NUNUKAN, infoSTI – Salah satu Satuan Pelayananan dan Pemenuhan Gizi (SPPG) di Sebatik Timur, Pulau Sebatik, Nunukan, Kalimantan Utara berhenti beroperasi.
Akibatnya, murid murid dari 31 sekolah, ibu hamil dan menyusui, serta Balita di perbatasan RI – Malaysia inipun tak lagi menerima jatah MBG.
“Terhitung Senin 15 Juni 2026 operasional SPPG Sebatik Timur berhenti beroperasi sementara karena kendala tekhnis pencairan dana BGN,” ujar Koordinator SPPG Kabupaten Nunukan, Fitra Diani, saat dihubungi.

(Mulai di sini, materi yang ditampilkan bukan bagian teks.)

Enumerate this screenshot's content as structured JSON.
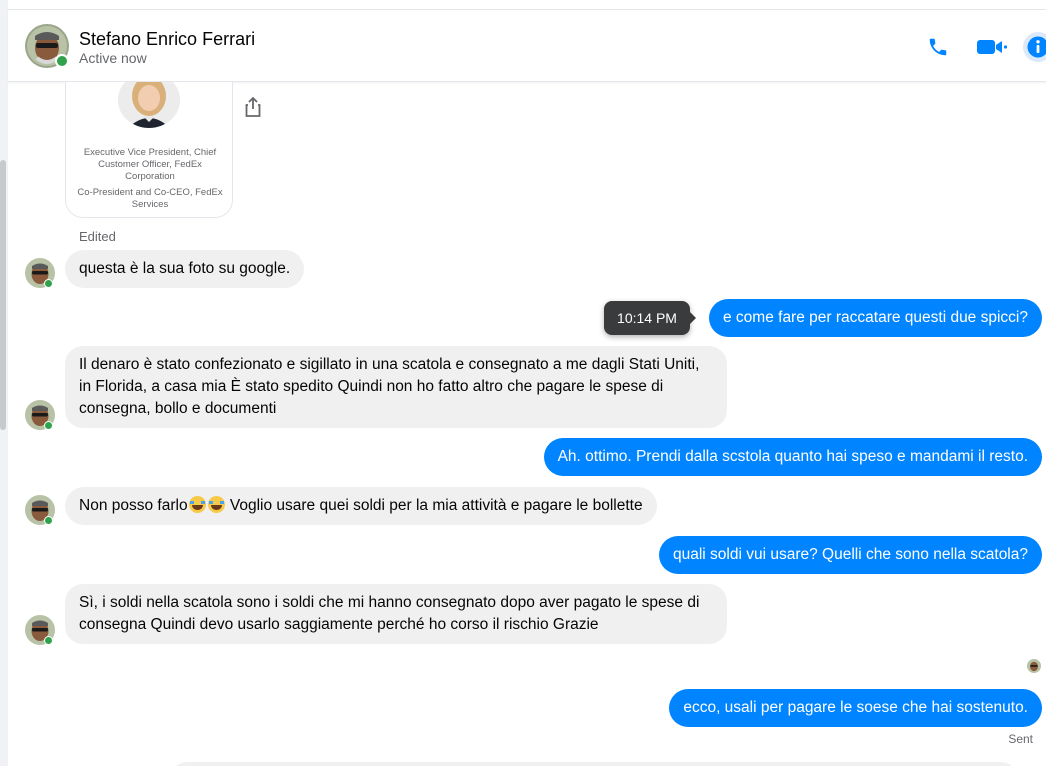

Fitra menjelaskan, dana yang belum cair adalah dana yang sebagian juga digunakan untuk pembelian bahan pangan yang kemudian diolah menjadi makanan bergizi bagi penerima manfaat program MBG.
Ia merincikan, ada 31 sekolah yang dilayani SPPG Sebatik Timur dengan jumlah sasaran penerima manfaat MBG sebanyak 3.141 murid/pelajar.
Dan sebanyak 323 penerima manfaat dari ibu hamil, menyusui dan Balita.
Fitra menegaskan, pihak SPPG juga sudah menyampaikan berhentinya operasional mereka kepada masing masing PIC sekolah.
Pengumuman disampaikan lewat pesan yang dibagikan ke grup whatsaap pihak sekolah serta Posyandu.
“Berhenti sementara sampai dana BGN turun,” tegasnya.